Entretanto, resistimos, montados no cavalo azul que nos deixou Basaglia. Na comemoração dos 30 anos do movimento antimanicomial, reuniram-se em Bauru milhares de militantes, mostrando a poderosa energia da nossa luta. Lotamos de forma nunca vista o plenário do Conselho Municipal de Saúde de Belo Horizonte, em defesa da direção antimanicomial da política de saúde mental.  Também no Conselho Estadual de Saúde nos fizemos ouvir, levando o governo do Estado a recuar na reabertura do edital para as comunidades terapêuticas. Em audiências públicas e conferências de saúde, em debates e reuniões, em todos os espaços de militância, prossegue, intenso e tenaz, o nosso movimento.

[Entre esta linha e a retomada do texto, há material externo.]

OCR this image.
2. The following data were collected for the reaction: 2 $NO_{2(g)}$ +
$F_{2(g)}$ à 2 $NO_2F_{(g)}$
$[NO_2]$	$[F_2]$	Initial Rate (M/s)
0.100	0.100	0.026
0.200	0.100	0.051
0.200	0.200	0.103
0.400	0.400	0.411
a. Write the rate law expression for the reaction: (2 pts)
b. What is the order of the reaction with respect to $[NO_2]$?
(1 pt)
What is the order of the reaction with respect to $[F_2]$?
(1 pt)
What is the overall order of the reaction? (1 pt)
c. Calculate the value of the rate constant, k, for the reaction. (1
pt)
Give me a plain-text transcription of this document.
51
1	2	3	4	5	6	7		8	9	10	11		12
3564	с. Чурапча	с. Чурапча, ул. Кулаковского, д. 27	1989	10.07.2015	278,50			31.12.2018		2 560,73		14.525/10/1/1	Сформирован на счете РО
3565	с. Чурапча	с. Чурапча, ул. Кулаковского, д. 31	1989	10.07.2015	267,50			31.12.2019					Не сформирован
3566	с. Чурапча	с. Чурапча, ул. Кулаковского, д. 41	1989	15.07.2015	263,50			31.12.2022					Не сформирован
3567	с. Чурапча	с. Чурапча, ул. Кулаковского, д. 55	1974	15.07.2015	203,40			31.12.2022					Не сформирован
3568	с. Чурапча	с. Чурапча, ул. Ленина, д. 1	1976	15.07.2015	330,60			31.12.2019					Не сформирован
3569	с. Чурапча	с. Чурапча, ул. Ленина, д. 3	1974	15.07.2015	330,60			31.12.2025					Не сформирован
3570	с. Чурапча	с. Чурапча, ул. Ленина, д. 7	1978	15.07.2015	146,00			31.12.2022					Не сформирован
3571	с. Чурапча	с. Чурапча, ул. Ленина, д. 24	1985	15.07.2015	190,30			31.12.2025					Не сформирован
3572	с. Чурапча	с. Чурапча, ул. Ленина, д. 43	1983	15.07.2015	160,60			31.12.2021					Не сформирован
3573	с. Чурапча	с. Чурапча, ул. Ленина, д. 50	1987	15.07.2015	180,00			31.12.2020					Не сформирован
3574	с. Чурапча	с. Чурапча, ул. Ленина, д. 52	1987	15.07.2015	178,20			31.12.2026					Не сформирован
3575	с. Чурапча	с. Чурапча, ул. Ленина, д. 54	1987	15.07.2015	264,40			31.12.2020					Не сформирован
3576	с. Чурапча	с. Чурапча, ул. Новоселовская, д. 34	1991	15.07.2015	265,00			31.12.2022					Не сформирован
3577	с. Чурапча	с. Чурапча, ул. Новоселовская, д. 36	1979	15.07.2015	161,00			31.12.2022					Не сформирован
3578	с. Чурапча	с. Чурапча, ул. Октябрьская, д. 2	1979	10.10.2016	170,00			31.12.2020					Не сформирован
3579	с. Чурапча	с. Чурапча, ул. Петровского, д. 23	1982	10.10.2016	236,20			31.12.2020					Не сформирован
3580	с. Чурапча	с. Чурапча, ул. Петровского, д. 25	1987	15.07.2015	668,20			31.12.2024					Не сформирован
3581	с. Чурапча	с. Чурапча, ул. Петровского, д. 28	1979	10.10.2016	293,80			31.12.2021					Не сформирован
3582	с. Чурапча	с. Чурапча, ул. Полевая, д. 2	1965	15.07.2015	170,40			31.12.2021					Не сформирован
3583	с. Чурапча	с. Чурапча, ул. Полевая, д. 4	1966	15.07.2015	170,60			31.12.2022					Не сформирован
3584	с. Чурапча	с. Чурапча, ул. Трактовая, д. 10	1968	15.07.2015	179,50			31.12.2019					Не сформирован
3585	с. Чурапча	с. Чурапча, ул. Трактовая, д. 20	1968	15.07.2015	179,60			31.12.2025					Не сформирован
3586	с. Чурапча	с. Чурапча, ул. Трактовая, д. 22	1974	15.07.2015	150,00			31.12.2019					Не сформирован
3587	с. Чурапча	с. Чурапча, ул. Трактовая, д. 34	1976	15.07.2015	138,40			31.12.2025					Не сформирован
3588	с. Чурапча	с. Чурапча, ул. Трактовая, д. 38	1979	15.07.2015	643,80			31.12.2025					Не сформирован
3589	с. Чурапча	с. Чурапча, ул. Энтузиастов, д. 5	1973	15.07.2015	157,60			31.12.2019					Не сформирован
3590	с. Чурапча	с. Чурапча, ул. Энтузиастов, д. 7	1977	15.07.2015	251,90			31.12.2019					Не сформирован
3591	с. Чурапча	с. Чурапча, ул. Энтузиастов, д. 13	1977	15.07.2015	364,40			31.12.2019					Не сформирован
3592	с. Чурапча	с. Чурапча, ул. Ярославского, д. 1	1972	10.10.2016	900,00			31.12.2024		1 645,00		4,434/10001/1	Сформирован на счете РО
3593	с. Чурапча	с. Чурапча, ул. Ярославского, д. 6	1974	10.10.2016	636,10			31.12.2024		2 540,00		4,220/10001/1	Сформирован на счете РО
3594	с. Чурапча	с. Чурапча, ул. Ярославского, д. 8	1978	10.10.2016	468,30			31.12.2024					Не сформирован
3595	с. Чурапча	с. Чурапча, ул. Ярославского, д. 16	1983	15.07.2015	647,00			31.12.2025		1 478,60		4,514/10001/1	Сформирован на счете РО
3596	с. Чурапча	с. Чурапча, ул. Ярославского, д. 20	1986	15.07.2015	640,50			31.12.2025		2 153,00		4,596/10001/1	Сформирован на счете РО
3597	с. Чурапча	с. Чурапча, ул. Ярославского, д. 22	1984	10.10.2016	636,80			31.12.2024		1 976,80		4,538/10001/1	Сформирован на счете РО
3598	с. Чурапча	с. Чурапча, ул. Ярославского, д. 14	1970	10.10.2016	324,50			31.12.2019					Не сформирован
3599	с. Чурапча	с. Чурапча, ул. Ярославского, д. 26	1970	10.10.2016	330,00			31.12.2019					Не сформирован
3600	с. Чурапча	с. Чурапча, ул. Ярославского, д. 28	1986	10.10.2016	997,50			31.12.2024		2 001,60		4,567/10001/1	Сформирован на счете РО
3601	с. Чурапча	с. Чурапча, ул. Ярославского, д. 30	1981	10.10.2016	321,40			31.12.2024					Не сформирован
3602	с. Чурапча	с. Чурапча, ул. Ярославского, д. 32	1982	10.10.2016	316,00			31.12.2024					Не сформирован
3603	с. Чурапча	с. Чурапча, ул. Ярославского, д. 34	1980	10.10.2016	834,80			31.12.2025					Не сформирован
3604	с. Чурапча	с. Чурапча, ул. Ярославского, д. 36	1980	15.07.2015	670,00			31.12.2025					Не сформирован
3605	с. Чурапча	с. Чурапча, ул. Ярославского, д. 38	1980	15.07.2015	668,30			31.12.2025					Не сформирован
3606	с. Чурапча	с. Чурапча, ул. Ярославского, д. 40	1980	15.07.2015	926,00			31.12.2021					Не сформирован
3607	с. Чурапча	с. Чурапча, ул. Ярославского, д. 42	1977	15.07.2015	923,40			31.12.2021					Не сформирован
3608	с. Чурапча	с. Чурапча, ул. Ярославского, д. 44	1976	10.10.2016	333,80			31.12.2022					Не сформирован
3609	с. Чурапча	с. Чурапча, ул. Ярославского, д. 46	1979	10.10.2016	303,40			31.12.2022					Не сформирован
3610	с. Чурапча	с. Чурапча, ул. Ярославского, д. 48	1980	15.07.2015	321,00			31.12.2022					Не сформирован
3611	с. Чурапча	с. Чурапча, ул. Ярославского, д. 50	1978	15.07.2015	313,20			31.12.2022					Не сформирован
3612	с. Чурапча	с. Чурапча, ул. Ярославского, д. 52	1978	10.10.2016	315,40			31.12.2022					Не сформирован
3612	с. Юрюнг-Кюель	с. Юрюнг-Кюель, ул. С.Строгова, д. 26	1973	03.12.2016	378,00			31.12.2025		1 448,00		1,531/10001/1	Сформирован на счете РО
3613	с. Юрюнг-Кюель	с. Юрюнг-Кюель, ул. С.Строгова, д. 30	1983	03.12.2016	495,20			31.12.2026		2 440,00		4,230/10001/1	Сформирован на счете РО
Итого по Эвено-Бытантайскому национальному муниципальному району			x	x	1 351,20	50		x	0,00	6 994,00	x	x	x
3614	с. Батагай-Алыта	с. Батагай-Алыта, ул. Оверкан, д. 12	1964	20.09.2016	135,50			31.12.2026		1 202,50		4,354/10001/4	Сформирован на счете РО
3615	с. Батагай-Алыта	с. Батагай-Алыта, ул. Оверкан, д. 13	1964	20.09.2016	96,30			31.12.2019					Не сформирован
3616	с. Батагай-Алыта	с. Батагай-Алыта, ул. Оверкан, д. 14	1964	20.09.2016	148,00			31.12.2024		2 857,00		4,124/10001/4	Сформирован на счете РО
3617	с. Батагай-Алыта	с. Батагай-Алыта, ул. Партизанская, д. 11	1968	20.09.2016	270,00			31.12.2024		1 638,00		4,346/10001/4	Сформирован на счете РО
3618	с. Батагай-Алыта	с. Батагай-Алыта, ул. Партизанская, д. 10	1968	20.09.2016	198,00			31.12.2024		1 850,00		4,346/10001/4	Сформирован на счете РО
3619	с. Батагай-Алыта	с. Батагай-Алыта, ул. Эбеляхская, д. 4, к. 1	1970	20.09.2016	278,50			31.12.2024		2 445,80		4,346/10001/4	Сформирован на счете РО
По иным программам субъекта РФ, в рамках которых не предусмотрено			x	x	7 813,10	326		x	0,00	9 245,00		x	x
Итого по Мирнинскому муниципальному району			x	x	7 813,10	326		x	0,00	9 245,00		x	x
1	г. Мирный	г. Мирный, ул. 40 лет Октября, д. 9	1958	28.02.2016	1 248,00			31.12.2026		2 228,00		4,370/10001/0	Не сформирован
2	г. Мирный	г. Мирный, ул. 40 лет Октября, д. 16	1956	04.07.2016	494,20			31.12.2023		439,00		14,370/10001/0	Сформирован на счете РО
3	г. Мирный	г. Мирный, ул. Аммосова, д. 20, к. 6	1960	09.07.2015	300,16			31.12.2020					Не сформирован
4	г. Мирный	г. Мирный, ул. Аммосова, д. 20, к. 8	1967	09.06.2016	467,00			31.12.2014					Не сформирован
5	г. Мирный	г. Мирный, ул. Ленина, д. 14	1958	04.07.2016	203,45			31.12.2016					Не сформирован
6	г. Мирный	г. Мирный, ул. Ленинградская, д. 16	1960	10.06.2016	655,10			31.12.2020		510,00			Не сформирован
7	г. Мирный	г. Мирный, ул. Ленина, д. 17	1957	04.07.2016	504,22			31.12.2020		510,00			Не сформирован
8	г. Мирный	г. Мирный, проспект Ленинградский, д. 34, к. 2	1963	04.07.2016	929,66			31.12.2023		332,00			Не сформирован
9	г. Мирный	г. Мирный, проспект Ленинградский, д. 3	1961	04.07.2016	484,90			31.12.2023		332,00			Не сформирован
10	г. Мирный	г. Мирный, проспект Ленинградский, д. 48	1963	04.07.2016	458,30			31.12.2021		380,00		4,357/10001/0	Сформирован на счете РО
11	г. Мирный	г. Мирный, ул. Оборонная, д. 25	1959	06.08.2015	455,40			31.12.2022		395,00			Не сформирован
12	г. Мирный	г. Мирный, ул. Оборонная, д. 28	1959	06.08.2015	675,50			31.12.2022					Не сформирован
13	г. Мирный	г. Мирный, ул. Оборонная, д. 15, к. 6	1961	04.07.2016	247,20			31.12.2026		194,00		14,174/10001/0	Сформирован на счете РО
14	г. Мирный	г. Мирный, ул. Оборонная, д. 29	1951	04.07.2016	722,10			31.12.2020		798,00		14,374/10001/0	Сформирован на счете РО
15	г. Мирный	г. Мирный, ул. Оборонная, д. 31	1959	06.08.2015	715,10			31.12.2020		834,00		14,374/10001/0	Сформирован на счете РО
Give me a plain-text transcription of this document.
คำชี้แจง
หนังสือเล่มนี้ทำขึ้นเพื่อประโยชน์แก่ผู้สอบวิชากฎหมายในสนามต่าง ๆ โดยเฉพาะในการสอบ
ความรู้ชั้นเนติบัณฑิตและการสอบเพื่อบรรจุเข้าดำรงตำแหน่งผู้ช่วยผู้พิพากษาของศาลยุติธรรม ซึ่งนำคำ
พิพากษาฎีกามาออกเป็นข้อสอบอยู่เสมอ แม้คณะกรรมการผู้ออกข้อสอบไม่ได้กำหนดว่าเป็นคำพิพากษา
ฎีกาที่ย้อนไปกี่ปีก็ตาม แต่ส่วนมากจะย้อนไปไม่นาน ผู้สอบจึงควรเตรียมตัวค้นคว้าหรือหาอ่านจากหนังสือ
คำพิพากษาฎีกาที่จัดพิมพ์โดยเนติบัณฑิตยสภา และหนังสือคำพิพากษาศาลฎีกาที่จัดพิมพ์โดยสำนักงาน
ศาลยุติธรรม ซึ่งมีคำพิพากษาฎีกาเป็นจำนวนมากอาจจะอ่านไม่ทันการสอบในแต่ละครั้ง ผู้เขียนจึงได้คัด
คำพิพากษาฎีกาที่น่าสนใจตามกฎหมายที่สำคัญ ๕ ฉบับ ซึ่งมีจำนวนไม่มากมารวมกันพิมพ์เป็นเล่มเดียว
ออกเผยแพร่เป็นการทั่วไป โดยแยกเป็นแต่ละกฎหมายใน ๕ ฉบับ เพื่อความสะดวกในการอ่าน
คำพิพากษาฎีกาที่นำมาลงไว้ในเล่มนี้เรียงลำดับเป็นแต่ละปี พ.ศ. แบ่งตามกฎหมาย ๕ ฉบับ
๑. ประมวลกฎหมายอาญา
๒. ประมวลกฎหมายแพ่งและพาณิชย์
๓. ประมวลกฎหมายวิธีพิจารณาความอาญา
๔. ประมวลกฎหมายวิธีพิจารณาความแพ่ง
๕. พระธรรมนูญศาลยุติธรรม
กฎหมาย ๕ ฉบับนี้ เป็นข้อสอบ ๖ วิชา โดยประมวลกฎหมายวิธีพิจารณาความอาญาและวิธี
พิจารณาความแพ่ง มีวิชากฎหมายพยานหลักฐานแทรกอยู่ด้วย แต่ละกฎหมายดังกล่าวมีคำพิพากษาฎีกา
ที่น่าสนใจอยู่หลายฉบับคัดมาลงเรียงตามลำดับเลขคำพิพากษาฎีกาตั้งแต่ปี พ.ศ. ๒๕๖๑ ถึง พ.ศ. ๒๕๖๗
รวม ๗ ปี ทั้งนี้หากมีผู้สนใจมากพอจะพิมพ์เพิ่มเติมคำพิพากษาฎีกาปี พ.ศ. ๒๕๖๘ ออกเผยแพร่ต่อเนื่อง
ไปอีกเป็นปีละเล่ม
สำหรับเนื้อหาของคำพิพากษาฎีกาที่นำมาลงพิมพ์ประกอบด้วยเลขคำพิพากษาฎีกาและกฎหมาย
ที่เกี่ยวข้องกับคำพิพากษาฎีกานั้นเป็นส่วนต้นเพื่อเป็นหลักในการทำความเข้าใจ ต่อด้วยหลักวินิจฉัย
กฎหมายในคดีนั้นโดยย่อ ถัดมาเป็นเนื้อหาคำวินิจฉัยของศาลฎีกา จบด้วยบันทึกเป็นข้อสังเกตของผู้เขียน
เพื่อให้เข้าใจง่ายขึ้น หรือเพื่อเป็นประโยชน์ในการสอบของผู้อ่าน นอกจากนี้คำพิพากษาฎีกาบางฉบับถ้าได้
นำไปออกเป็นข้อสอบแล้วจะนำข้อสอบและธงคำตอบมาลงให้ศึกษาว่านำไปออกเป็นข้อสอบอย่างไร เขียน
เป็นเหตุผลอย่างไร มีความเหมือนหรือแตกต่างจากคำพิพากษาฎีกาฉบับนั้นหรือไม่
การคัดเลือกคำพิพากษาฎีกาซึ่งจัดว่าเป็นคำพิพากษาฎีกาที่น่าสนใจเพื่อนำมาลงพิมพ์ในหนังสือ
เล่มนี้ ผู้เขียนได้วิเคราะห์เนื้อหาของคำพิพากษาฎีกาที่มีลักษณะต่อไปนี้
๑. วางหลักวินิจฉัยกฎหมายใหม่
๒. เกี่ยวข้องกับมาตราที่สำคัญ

Neste 18 de maio, mais uma vez, o diverso, o estranho, o singular povoam alegremente as ruas de Belo Horizonte. A diferença, feminina, se expressa no plural: aqui estamos, atentas e fortes, tans tans sem temer o golpe. A loucura ambulante desafia os arrogantes, contra a covarde violência daqueles que aprisionam pessoas, mutilam vidas, matam gente. Diante de tantos tiros que ferem o amanhã brasileiro, prosseguimos em defesa daquilo que resiste à morte: o projeto e o sonho, a beleza e a coragem de que somos capazes. A loucura, resistindo sempre a tudo que tenta fazer-nos servir a uma ordem imposta e a um mundo injusto, ergue mais uma vez a altiva bandeira da liberdade – ainda que tam tam.

NENHUM PASSO ATRÁS, MANICÔMIO NUNCA MAIS!